Monday, June 2, 2008

On Crushes

From Thu, Mar 6, 2008

I wonder where the more recent variants of "crush" came from, specifically when used as a suffix like "man-crush," meaning a heterosexual man's strong liking/admiration/affection for another man. "Woman-crush" isn't used quite so often, but same idea.

Think of what these phrases imply, though. They are meant to express in a more socially "acceptable" way different degrees of liking or love that aren't acceptable. Or "normal." (Particularly for men, who seem as a social group to fear being emasculated, whether by having "their" territory encroached on by women or by accusation of homosexuality...my "women and communication" class has taken over my life).

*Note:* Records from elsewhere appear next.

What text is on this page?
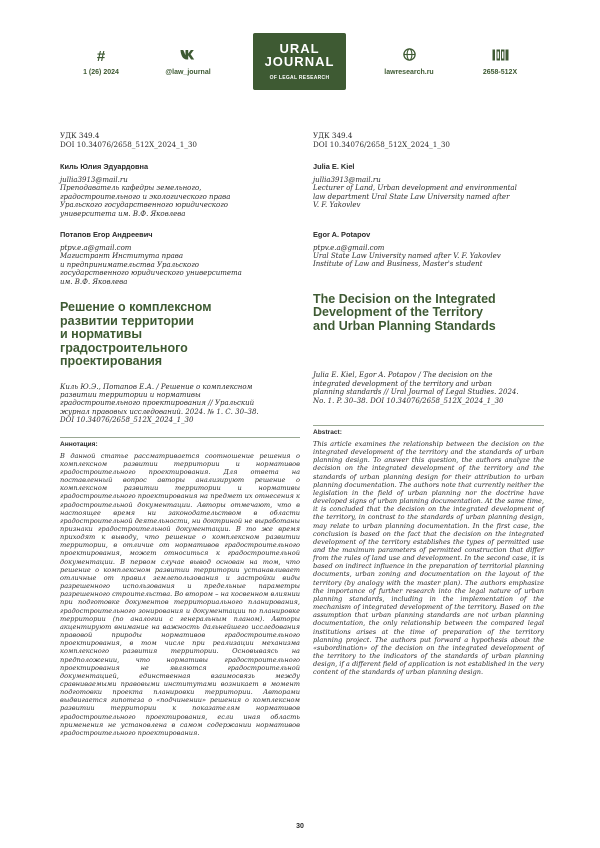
#
1 (26) 2024	@law_journal
URAL
JOURNAL
OF LEGAL RESEARCH
lawresearch.ru	2658-512X
УДК 349.4
DOI 10.34076/2658_512X_2024_1_30
Киль Юлия Эдуардовна
jullia3913@mail.ru
Преподаватель кафедры земельного,
градостроительного и экологического права
Уральского государственного юридического
университета им. В.Ф. Яковлева
Потапов Егор Андреевич
ptpv.e.a@gmail.com
Магистрант Института права
и предпринимательства Уральского
государственного юридического университета
им. В.Ф. Яковлева
Решение о комплексном
развитии территории
и нормативы
градостроительного
проектирования
Киль Ю.Э., Потапов Е.А. / Решение о комплексном
развитии территории и нормативы
градостроительного проектирования // Уральский
журнал правовых исследований. 2024. № 1. С. 30–38.
DOI 10.34076/2658_512X_2024_1_30
Аннотация:
В данной статье рассматривается соотношение решения о комплексном развитии территории и нормативов градостроительного проектирования. Для ответа на поставленный вопрос авторы анализируют решение о комплексном развитии территории и нормативы градостроительного проектирования на предмет их отнесения к градостроительной документации. Авторы отмечают, что в настоящее время ни законодательством в области градостроительной деятельности, ни доктриной не выработаны признаки градостроительной документации. В то же время приходят к выводу, что решение о комплексном развитии территории, в отличие от нормативов градостроительного проектирования, может относиться к градостроительной документации. В первом случае вывод основан на том, что решение о комплексном развитии территории устанавливает отличные от правил землепользования и застройки виды разрешенного использования и предельные параметры разрешенного строительства. Во втором – на косвенном влиянии при подготовке документов территориального планирования, градостроительного зонирования и документации по планировке территории (по аналогии с генеральным планом). Авторы акцентируют внимание на важность дальнейшего исследования правовой природы нормативов градостроительного проектирования, в том числе при реализации механизма комплексного развития территории. Основываясь на предположении, что нормативы градостроительного проектирования не являются градостроительной документацией, единственная взаимосвязь между сравниваемыми правовыми институтами возникает в момент подготовки проекта планировки территории. Авторами выдвигается гипотеза о «подчинении» решения о комплексном развитии территории к показателям нормативов градостроительного проектирования, если иная область применения не установлена в самом содержании нормативов градостроительного проектирования.
УДК 349.4
DOI 10.34076/2658_512X_2024_1_30
Julia E. Kiel
jullia3913@mail.ru
Lecturer of Land, Urban development and environmental
law department Ural State Law University named after
V. F. Yakovlev
Egor A. Potapov
ptpv.e.a@gmail.com
Ural State Law University named after V. F. Yakovlev
Institute of Law and Business, Master's student
The Decision on the Integrated
Development of the Territory
and Urban Planning Standards
Julia E. Kiel, Egor A. Potapov / The decision on the
integrated development of the territory and urban
planning standards // Ural Journal of Legal Studies. 2024.
No. 1. P. 30–38. DOI 10.34076/2658_512X_2024_1_30
Abstract:
This article examines the relationship between the decision on the integrated development of the territory and the standards of urban planning design. To answer this question, the authors analyze the decision on the integrated development of the territory and the standards of urban planning design for their attribution to urban planning documentation. The authors note that currently neither the legislation in the field of urban planning nor the doctrine have developed signs of urban planning documentation. At the same time, it is concluded that the decision on the integrated development of the territory, in contrast to the standards of urban planning design, may relate to urban planning documentation. In the first case, the conclusion is based on the fact that the decision on the integrated development of the territory establishes the types of permitted use and the maximum parameters of permitted construction that differ from the rules of land use and development. In the second case, it is based on indirect influence in the preparation of territorial planning documents, urban zoning and documentation on the layout of the territory (by analogy with the master plan). The authors emphasize the importance of further research into the legal nature of urban planning standards, including in the implementation of the mechanism of integrated development of the territory. Based on the assumption that urban planning standards are not urban planning documentation, the only relationship between the compared legal institutions arises at the time of preparation of the territory planning project. The authors put forward a hypothesis about the «subordination» of the decision on the integrated development of the territory to the indicators of the standards of urban planning design, if a different field of application is not established in the very content of the standards of urban planning design.
30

English doesn't provide us with many options to express our different degrees of love, liking or lust. Those three words are pretty much it right there. Regarding the former, the oft-cited example of linguistic nuance are the Greek words "eros," "philia" and "agape," signifying passionate, fraternal/sororal and compassionate love, respectively. I'm sure other languages have better ways of putting it, too. In American culture, at least, not only the language is a barrier, but also the association of sex with love. Sex often underlies the use of "love," so what do we do? We qualify "crush" and "love" with other terms to avoid the sexual association. Using these qualifiers is at once apologetic and defiant: "Yes, I'm accommodating social norms by my indirect phrasing, but what I'm referring to, what I'm doing, is not the norm. I'm not following it."